Teknik heyetimiz tarafından ikinci yarı hazırlıkları önümüzdeki hafta başlayacaktır. Bu devre arasında 10 günlük Antalya kampımız yapılacak ve hazırlık maçlarımız oynanacaktır. Teknik heyetimizin raporu doğrultusunda yeterli verim alamadığımız bazı futbolcularımız ile yollarımızı ayıracağız. Yine belirlenen bazı bölgelere de yeni futbolcular transfer edeceğiz. Bu konudaki görüşmelerimiz son aşamaya gelmiştir.

Ligin ikinci bölümü çok daha çok daha zorlu geçecektir.
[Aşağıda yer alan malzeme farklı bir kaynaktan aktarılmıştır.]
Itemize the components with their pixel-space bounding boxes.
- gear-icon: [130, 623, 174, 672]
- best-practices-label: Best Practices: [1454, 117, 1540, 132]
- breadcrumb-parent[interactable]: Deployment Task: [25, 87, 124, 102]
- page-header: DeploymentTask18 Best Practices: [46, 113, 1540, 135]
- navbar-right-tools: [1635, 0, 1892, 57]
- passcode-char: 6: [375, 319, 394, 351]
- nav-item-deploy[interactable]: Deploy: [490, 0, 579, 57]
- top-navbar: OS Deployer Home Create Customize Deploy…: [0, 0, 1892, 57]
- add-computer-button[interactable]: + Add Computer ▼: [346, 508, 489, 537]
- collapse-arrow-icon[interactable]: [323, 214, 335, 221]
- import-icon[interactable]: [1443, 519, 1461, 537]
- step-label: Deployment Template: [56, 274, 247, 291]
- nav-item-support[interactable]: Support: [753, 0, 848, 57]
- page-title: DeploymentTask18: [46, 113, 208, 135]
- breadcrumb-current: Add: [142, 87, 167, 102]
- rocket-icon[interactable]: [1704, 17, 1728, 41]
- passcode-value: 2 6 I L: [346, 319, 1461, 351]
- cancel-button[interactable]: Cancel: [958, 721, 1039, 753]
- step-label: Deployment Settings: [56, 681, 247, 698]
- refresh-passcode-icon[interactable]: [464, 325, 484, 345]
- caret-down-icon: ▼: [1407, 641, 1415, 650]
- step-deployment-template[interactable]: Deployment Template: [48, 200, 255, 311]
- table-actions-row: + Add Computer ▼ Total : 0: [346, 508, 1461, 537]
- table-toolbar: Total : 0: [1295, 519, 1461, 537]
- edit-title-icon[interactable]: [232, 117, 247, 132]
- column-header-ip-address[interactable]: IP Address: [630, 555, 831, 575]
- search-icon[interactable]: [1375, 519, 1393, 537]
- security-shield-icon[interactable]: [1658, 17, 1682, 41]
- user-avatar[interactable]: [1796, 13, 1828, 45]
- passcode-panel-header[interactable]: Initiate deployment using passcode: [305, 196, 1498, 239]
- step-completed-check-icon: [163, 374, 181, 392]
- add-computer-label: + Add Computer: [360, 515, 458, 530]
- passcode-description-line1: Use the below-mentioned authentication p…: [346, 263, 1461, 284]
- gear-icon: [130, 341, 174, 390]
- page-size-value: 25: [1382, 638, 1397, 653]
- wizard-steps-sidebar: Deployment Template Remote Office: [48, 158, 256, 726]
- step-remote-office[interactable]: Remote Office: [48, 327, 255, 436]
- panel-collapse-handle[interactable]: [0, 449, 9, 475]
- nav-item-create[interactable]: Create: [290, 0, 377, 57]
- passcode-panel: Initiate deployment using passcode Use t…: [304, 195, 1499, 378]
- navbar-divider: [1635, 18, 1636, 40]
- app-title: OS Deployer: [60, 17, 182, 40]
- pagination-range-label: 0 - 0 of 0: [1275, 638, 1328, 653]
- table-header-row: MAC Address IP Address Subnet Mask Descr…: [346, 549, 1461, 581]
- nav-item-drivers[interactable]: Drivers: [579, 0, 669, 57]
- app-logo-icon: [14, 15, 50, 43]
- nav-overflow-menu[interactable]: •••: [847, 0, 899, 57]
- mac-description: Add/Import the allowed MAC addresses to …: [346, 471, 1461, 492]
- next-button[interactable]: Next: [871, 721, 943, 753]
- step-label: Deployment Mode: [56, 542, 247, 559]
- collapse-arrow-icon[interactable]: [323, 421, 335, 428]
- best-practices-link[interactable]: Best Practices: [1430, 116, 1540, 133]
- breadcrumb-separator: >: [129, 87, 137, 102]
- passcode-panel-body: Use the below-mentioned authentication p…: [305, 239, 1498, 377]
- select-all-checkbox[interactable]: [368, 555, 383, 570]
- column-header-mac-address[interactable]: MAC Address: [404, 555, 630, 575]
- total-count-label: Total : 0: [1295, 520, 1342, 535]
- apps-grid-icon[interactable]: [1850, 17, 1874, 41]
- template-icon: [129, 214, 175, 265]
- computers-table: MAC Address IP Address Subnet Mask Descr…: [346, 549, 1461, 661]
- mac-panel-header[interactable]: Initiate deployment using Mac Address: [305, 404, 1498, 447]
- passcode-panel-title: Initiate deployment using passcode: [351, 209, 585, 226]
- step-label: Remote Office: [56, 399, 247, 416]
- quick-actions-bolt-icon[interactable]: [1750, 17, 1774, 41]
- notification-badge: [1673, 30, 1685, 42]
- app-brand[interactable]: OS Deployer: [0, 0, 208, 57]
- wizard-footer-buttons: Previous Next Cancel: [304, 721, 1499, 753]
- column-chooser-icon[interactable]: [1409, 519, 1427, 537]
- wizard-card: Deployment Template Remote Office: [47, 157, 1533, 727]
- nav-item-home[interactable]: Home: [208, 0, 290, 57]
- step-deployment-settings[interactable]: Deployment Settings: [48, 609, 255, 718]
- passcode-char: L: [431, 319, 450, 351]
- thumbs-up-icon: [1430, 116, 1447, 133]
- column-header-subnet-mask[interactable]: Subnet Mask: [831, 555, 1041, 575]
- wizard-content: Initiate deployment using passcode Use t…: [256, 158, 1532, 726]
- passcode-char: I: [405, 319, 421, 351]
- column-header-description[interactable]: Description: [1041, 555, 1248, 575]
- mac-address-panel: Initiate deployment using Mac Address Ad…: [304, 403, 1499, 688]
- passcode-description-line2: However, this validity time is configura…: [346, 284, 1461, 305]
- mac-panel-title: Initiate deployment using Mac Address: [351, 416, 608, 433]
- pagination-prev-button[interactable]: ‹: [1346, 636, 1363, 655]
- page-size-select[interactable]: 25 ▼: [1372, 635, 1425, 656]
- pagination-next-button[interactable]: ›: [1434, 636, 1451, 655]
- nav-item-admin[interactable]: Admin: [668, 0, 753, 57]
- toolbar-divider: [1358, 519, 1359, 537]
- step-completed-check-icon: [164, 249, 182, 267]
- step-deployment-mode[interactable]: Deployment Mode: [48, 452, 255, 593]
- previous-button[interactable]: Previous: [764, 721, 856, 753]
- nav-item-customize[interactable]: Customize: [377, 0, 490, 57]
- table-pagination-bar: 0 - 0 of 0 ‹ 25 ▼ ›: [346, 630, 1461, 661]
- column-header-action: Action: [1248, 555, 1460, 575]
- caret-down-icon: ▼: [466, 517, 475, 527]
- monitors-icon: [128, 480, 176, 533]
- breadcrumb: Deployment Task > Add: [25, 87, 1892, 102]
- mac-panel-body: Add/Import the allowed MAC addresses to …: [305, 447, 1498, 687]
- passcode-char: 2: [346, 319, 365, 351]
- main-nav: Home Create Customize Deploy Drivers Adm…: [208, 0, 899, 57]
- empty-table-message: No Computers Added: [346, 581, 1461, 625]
Zira 3. Liglerin en iyi 10 takımı birbiri ile karşılaşacaktır. Rakiplerimizin tamamı ya belediye ya da müessese desteklidir. Bizim yerel yönetimlerden destek görmediğimizi yalnızca şehrimiz halkı değil tüm Trakya halkı bilir hale gelmiştir. Bırakın şehri, Trakya bölgesinin tek profesyonel takımı olan Lüleburgazspor’umuzun maçlarına Lüleburgaz’ın Belediye Başkanı gelmemektedir. Bizim sayın Belediye Başkanımız ile bir problemimiz bulunmamaktadır. Kendisinin Lüleburgazspor ile bir problemi olup olmadığını da bilemiyorum. Sayın Belediye Başkamızın desteğini alabilmek için Lüleburgazspor’un ismini Lüleburgaz Kültürspor olarak değiştirmemiz mi gerekiyor diye merak ediyorum. Bizler her şeye rağmen inandığımız yolda yürümeye devam edeceğimizi ve Lüleburgazspor ismini spor kamuuoyunda en yukarılara doğru taşımayacağımızı buradan bir kez daha ifade ediyoruz.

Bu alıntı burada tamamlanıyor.